Consciente que le combat contre les violences basées sur le genre, l’excision, le mariage précoce et le viol est loin d’être gagné en Guinée, la présidente du CJFL-Guinée estime que ce forum en vue est le meilleur cadre qui va permettre d’avoir ce qu’il faut ; et, de présenter cela au gouvernement guinéen et aux institutions internationales qui ont pour seul objectif que d’aider pour éradiquer ces fléaux. Car, indique-t-elle, « cette rencontre va créer un cadre permanent de dialogue entre les cadres sociopolitiques évoluant dans la lutte contre les violences basées sur le genre et la promotion des droits de la jeune fille en Guinée ; créer une synergie d’actions avec les acteurs à travers les préoccupations communes autour des violences basées sur le genre ; et, surtout, engager un débat constructif sur les violences basées sur le genre ».

Pour gagner le pari, Hadja Idrissa Bah mise sur l’engagement des jeunes filles leaders et l’accompagnement technique et financier des bailleurs de fonds.

« Dans ce forum, on a besoin que de 200 mille euros.
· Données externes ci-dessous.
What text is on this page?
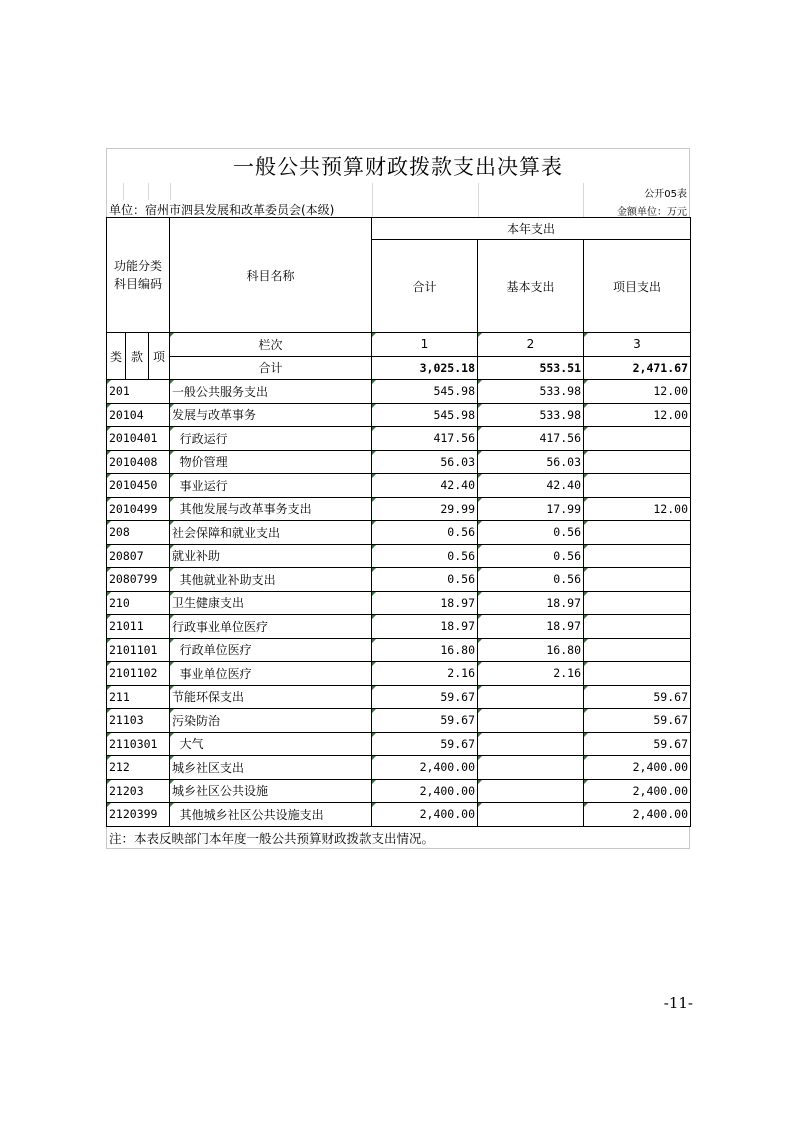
一般公共预算财政拨款支出决算表
公开05表
单位：宿州市泗县发展和改革委员会(本级)	金额单位：万元
功能分类
科目编码			科目名称	本年支出		
				合计	基本支出	项目支出

类	款	项	栏次	1	2	3
			合计	3,025.18	553.51	2,471.67
201			一般公共服务支出	545.98	533.98	12.00
20104			发展与改革事务	545.98	533.98	12.00
2010401			行政运行	417.56	417.56	
2010408			物价管理	56.03	56.03	
2010450			事业运行	42.40	42.40	
2010499			其他发展与改革事务支出	29.99	17.99	12.00
208			社会保障和就业支出	0.56	0.56	
20807			就业补助	0.56	0.56	
2080799			其他就业补助支出	0.56	0.56	
210			卫生健康支出	18.97	18.97	
21011			行政事业单位医疗	18.97	18.97	
2101101			行政单位医疗	16.80	16.80	
2101102			事业单位医疗	2.16	2.16	
211			节能环保支出	59.67		59.67
21103			污染防治	59.67		59.67
2110301			大气	59.67		59.67
212			城乡社区支出	2,400.00		2,400.00
21203			城乡社区公共设施	2,400.00		2,400.00
2120399			其他城乡社区公共设施支出	2,400.00		2,400.00
注：本表反映部门本年度一般公共预算财政拨款支出情况。
-11-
Donc, à travers ce point de presse, on lance un appel solennel aux partenaires techniques et financiers, aux bailleurs de fonds, aux entreprises publiques et privées, afin de nous accompagner dans la réalisation de projet. Certes, on est des jeunes ; mais, nous sommes engagés, nous avons de l’expérience, nous sommes motivés pour atteindre cet objectif. Et, on sait qu’ensemble, à travers ce forum, on pourra l’atteindre », a dit la présidente du CJFL-Guinée.

S’agissant de « l’africanisation » de ce forum et le choix du mois de Mars pour son déroulement, Hadja Idrissa Bah évoque deux raisons principales : « c’est parce qu’il y a eu des avancés dans les autres pays. Et, donc, ils vont venir chez pour un partage d’expérience. Mais, il ne faut pas oublier qu’il y a dans certains pays des personnalités très importantes qui suivent la Guinée à travers ce Club des jeunes filles leaders. Le forum aura lieu au mois de Mars. Et, ce choix n’est pas anodin. Le mois de Mars, c’est le moi de la femme », a-t-elle expliqué.

Entouré de ses collègues du Club des jeunes filles leaders de Guinée, Hadja Idrisa Bah a mis à profit ce point de presse pour présenter le « Prix du leadership féminin » qu’elle a obtenu aux « J Awards 2019 » dans la catégorie « engagement féminin ». Un prix qu’elle a dédié, au nom du club qu’elle dirige, à son coach Ibrahima Diallo, juriste et activiste de la société civile guinéenne. « Par ma voix, le Club des jeunes filles leaders de Guinée te remercie. Parce que si aujourd’hui, on est en train d’allumer le flambeau et mettre le feu dans le monde, c’est grâce à toi Koto (frère, en Poular) Ibrahima », en remettant son prix Ibrahima Diallo.